Background. Research on research integrity (RI) has grown exponentially over the past several decades. Although the earliest publications emerged in the 1980 s, more than half of the existing literature has been produced within the last five years. Given that the most recent comprehensive literature review is now eight years old, the present study aims to extend and update previous findings.

Method. We conducted a systematic search of the Web of Science and Constellate databases for articles published between 2015 and 2023. To structure our overview and guide our inquiry, we addressed the following seven broad questions about the field:-What topics does the empirical literature on RI explore?
  • What are the primary objectives of the empirical literature on RI?
  • What methodologies are prevalent in the empirical literature on RI?
  • What populations or organizations are studied in the empirical literature on RI?
  • Where are the empirical studies on RI conducted?
  • Where is the empirical literature on RI published?
  • To what degree is the general literature on RI grounded in empirical research?
Additionally, we used the previous scoping review as a benchmark to identify emerging trends and shifts.

Results. Our search yielded a total of 3,282 studies, of which 660 articles met our inclusion criteria. All research questions were comprehensively addressed. Notably, we observed a significant shift in methodologies: the reliance on interviews and surveys decreased from 51 to 30%, whereas the application of meta-scientific methods increased from 17 to 31%. In terms of theoretical orientation, the previously dominant “Bad Apple” hypothesis declined from 54 to 30%, while the “Wicked System” hypothesis increased from 46 to 52%. Furthermore, there has been a pronounced trend toward testing solutions, rising from 31 to 56% at the expense of merely describing the problem, which fell from 69 to 44%.
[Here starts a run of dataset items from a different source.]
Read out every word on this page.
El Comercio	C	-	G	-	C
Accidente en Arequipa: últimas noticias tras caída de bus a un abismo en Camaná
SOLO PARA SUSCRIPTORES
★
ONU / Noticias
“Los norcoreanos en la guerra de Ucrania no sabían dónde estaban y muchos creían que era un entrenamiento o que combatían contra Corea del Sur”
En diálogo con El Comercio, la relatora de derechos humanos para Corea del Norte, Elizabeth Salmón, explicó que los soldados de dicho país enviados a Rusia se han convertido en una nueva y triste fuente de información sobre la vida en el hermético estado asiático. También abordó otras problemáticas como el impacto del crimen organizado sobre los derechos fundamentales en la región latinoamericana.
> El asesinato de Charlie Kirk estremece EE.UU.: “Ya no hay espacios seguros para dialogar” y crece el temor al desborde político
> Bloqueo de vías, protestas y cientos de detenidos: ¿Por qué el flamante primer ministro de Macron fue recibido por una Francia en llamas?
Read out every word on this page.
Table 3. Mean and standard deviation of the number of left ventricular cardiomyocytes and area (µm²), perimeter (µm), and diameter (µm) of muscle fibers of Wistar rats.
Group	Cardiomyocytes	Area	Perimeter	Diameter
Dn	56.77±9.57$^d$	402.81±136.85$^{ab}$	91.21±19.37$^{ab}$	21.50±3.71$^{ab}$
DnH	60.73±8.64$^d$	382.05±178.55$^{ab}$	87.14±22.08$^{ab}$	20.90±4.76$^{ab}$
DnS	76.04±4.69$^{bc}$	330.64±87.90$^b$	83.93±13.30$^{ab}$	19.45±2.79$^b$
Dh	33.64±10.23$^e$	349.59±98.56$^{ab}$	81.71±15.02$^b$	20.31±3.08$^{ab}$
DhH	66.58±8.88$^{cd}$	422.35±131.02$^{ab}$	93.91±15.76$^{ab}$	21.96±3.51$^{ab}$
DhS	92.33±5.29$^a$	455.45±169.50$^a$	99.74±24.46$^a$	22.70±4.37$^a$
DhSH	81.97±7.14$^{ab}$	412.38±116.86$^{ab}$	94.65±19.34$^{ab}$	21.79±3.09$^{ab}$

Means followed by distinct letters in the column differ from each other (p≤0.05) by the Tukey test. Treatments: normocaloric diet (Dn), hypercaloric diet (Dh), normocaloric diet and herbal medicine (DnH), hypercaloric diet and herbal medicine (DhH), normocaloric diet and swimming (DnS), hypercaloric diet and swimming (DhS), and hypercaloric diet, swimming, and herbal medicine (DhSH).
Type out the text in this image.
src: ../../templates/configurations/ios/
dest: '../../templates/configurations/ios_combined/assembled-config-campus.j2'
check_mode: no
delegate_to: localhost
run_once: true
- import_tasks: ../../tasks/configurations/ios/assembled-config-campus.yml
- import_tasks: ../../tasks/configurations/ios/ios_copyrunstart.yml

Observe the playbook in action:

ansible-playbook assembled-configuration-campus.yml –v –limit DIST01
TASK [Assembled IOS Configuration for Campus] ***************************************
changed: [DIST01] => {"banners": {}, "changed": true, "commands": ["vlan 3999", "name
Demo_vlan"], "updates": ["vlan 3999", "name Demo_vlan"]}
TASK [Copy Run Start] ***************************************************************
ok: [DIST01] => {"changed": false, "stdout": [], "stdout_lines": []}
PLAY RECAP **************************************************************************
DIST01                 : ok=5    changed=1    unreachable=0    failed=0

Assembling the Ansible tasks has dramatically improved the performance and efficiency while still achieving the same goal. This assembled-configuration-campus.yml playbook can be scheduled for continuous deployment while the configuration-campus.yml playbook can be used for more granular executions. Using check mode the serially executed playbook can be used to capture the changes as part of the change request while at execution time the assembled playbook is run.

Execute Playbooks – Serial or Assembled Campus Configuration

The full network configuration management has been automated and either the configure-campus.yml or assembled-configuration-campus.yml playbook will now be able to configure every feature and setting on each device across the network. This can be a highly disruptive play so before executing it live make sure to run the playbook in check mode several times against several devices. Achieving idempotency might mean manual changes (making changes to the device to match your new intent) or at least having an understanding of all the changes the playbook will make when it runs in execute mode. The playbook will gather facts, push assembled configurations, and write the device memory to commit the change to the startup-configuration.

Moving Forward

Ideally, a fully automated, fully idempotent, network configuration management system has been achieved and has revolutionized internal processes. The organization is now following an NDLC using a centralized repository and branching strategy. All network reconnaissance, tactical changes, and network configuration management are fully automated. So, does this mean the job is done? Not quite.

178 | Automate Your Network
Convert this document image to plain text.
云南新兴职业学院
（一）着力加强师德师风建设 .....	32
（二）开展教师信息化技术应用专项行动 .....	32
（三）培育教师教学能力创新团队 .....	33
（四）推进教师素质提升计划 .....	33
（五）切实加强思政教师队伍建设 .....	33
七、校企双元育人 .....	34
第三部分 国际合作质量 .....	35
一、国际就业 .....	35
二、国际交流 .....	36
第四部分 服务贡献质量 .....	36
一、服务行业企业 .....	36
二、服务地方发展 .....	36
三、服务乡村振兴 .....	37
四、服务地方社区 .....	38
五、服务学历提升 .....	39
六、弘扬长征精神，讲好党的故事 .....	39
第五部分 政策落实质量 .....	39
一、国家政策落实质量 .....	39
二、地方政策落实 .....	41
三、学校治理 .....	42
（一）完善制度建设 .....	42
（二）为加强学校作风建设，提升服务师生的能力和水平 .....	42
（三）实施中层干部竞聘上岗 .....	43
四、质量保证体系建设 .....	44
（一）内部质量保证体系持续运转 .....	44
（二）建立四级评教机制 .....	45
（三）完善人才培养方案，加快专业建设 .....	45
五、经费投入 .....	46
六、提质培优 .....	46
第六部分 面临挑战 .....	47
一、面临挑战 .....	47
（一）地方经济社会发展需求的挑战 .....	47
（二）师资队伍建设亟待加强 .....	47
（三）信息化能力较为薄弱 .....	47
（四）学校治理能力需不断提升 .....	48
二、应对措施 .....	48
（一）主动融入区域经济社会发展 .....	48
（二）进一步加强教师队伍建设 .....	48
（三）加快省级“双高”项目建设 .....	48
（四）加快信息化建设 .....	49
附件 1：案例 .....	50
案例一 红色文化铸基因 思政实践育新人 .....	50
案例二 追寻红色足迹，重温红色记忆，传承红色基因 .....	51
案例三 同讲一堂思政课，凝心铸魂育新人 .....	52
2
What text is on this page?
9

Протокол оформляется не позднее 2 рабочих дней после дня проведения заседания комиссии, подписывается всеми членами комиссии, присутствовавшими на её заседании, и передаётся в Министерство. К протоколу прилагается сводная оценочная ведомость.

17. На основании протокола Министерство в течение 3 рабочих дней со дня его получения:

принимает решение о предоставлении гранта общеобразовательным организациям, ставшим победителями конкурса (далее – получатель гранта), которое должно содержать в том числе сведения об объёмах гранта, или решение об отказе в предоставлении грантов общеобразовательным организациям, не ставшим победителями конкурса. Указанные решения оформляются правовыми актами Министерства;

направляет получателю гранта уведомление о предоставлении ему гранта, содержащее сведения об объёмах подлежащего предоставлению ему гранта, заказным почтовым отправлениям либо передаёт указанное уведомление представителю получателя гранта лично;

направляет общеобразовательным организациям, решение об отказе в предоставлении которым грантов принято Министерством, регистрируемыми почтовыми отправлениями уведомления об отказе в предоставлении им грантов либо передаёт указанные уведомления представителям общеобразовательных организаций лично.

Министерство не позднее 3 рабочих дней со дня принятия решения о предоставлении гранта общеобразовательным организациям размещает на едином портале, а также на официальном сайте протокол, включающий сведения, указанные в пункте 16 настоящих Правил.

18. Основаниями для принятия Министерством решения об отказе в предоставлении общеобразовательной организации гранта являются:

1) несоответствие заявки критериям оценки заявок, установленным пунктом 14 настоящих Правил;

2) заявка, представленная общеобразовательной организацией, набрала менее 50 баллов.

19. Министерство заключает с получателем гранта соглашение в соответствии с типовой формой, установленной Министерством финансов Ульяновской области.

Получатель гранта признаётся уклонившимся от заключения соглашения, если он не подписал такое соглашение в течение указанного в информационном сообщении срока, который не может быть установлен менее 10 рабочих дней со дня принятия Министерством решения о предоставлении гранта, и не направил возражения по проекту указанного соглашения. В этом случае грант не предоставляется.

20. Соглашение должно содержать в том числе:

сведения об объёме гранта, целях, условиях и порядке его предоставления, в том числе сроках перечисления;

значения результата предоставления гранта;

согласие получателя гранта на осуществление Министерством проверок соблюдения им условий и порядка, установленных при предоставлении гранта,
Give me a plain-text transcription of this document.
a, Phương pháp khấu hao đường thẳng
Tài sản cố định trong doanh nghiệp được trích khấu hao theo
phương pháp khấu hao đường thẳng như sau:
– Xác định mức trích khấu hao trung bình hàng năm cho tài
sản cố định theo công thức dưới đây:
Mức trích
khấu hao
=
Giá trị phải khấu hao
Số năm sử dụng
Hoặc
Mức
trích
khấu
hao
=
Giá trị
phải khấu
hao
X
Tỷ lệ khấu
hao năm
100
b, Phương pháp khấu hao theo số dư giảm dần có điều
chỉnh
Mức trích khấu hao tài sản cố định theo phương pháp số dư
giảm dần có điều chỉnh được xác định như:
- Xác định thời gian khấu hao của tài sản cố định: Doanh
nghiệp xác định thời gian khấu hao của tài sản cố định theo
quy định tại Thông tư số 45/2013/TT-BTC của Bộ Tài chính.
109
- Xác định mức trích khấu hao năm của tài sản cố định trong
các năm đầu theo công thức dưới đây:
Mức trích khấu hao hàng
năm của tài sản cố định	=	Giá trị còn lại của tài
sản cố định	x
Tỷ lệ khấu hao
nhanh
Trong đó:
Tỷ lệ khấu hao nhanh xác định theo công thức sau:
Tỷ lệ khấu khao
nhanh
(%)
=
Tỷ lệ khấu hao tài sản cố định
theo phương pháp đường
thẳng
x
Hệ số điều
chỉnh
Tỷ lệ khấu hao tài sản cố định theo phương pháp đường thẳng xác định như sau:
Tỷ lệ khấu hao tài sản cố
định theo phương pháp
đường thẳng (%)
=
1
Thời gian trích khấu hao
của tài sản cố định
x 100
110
Conclusion. Three gaps highlighted eight years ago by the previous scoping review remain unresolved. Research on decision makers (e.g., scientists in positions of power, policymakers, accounting for 3%), the private research sector and patents (4.7%), and the peer review system (0.3%) continues to be underexplored. Even more concerning, if current trends persist, these gaps are likely to become increasingly problematic. (MORE - details)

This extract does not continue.